Le campus de l'Université de Montréal
Je ne vous apprendrai rien: les lecteurs sont superbement divisés sur le conflit étudiant.
Ceux qui ne sont pas d’accord avec moi me réfèrent à plusieurs points de vue de groupes ou d’intellectuels qui défendent la gratuité universitaire.
C’est une option, évidemment.
Mais pour que cela se fasse, il faut réaménager un très grand nombre de choses, de la fiscalité du Québec jusqu’au financement des universités, et même à son mode de fonctionnement.
Je ne dis pas que ça ne se fait pas.
Je dis que c’est un modèle social et politique différent. Et que cela ne peut pas s’obtenir par la négociation entre un gouvernement et trois leaders étudiants.
C’est en vérité un programme politique dont il est question. Cela se choisit par des élections.
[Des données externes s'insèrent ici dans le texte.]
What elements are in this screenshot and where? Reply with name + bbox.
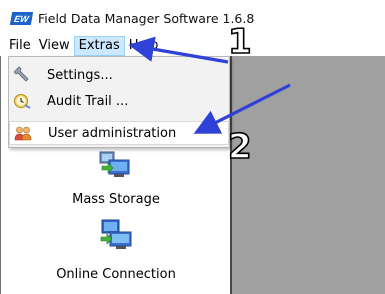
- menu-extras[interactable]: Extras: [73, 36, 125, 56]
- online-connection-icon[interactable]: [98, 218, 134, 250]
- online-connection-label[interactable]: Online Connection: [16, 267, 216, 282]
- menu-item-settings[interactable]: Settings...: [9, 63, 229, 87]
- title-bar: EW Field Data Manager Software 1.6.8: [0, 0, 385, 36]
- menu-file[interactable]: File: [5, 36, 35, 56]
- menu-item-user-administration[interactable]: User administration: [9, 121, 229, 145]
- main-workspace: [232, 56, 385, 294]
- annotation-step-1: 1: [227, 21, 252, 63]
- mass-storage-label[interactable]: Mass Storage: [16, 192, 216, 207]
- mass-storage-icon[interactable]: [98, 146, 134, 178]
- menu-item-audit-trail[interactable]: Audit Trail ...: [9, 89, 229, 113]
- wrench-icon: [13, 66, 31, 84]
- menu-item-user-administration-label: User administration: [48, 125, 177, 141]
- extras-dropdown-menu: Settings... Audit Trail ... User adminis…: [8, 56, 230, 148]
- menu-view[interactable]: View: [35, 36, 74, 56]
- menu-bar: File View Extras Help: [0, 36, 385, 56]
- users-icon: [14, 124, 32, 142]
- clock-icon: [13, 92, 31, 110]
- menu-item-audit-trail-label: Audit Trail ...: [47, 93, 129, 109]
- menu-help[interactable]: Help: [125, 36, 163, 56]
- annotation-step-2: 2: [227, 126, 252, 168]
- window-title: Field Data Manager Software 1.6.8: [38, 10, 255, 26]
- app-logo: EW: [9, 11, 34, 25]
- menu-item-settings-label: Settings...: [47, 67, 113, 83]
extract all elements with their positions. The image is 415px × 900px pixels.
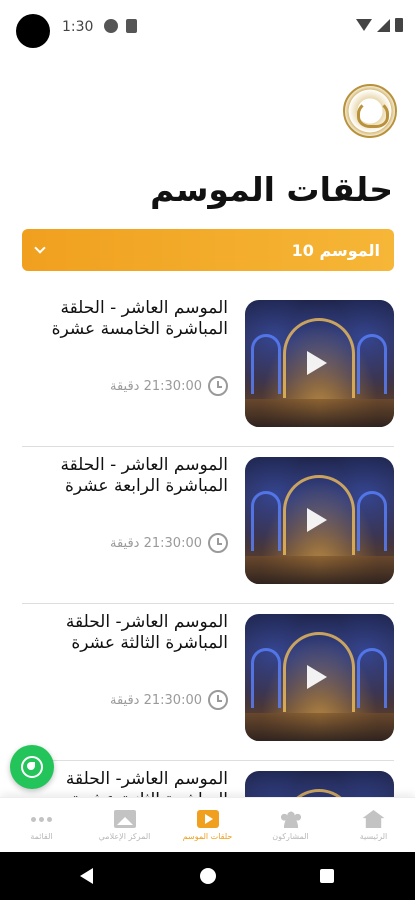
image-icon [113, 810, 136, 828]
more-icon [31, 810, 53, 828]
nav-label: المركز الإعلامي [98, 832, 151, 841]
wifi-icon [356, 19, 372, 31]
episode-duration: 21:30:00 دقيقة [110, 378, 202, 394]
episode-thumbnail[interactable] [245, 300, 394, 427]
nav-season-episodes[interactable]: حلقات الموسم [166, 798, 249, 852]
recents-icon[interactable] [320, 869, 334, 883]
nav-home[interactable]: الرئيسية [332, 798, 415, 852]
nav-participants[interactable]: المشاركون [249, 798, 332, 852]
status-time: 1:30 [62, 19, 94, 35]
people-icon [279, 810, 302, 828]
episode-title: الموسم العاشر - الحلقة المباشرة الخامسة … [51, 298, 228, 339]
play-icon[interactable] [307, 351, 327, 375]
status-right-icons [356, 18, 403, 32]
sd-card-icon [126, 19, 137, 33]
episode-title: الموسم العاشر - الحلقة المباشرة الرابعة … [60, 455, 228, 496]
status-bar: 1:30 [0, 0, 415, 56]
status-left-icons [104, 19, 137, 33]
clock-icon [208, 690, 228, 710]
bottom-navigation: القائمة المركز الإعلامي حلقات الموسم الم… [0, 797, 415, 852]
clock-icon [208, 376, 228, 396]
app-logo [343, 84, 397, 138]
battery-icon [395, 18, 403, 32]
episode-item[interactable]: الموسم العاشر- الحلقة المباشرة الثالثة ع… [22, 604, 394, 761]
season-selected-label: الموسم 10 [291, 240, 380, 260]
episode-item[interactable]: الموسم العاشر - الحلقة المباشرة الخامسة … [22, 290, 394, 447]
episode-meta: 21:30:00 دقيقة [110, 376, 228, 396]
play-icon[interactable] [307, 665, 327, 689]
nav-label: الرئيسية [359, 832, 388, 841]
video-icon [196, 810, 219, 828]
camera-cutout [16, 14, 50, 48]
episode-meta: 21:30:00 دقيقة [110, 533, 228, 553]
season-dropdown[interactable]: الموسم 10 [22, 229, 394, 271]
data-saver-icon [104, 19, 118, 33]
system-navigation-bar [0, 852, 415, 900]
episode-meta: 21:30:00 دقيقة [110, 690, 228, 710]
nav-label: حلقات الموسم [182, 832, 233, 841]
episode-thumbnail[interactable] [245, 457, 394, 584]
nav-more[interactable]: القائمة [0, 798, 83, 852]
nav-label: المشاركون [272, 832, 309, 841]
nav-media-center[interactable]: المركز الإعلامي [83, 798, 166, 852]
page-title: حلقات الموسم [150, 170, 393, 209]
episode-duration: 21:30:00 دقيقة [110, 692, 202, 708]
home-icon [362, 810, 385, 828]
back-icon[interactable] [80, 868, 93, 884]
chevron-down-icon [34, 242, 46, 254]
whatsapp-button[interactable] [10, 745, 54, 789]
home-circle-icon[interactable] [200, 868, 216, 884]
episode-duration: 21:30:00 دقيقة [110, 535, 202, 551]
clock-icon [208, 533, 228, 553]
nav-label: القائمة [30, 832, 53, 841]
episode-thumbnail[interactable] [245, 614, 394, 741]
signal-icon [377, 18, 390, 32]
episode-item[interactable]: الموسم العاشر - الحلقة المباشرة الرابعة … [22, 447, 394, 604]
play-icon[interactable] [307, 508, 327, 532]
episode-title: الموسم العاشر- الحلقة المباشرة الثالثة ع… [65, 612, 228, 653]
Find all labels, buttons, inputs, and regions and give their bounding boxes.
Les leaders étudiants ne réclament d’ailleurs pas cette gratuité en ce moment.
Et le gouvernement, après avoir accepté un étalement, ne reculera pas sur la hausse des droits.
Alors quel est le véritable espace de négociation?
Tout semble tourner autour d’une possible réduction des frais afférents, fondée sur des économies éventuelles dans la gestion des universités.
Mais malgré la mauvaise gestion ici, les dérapages là, il n’y a pas assez d’argent à trouver dans les administrations universitaires pour faire quelque gain substantiel que ce soit.
Et il n’y aura pas de cogestion des universités avec les étudiants.
Alors, bien franchement, ce matin, je ne sais pas comment tout ceci pourrait finir ce soir par une série de poignées de main entre la nouvelle ministre et les trois leaders.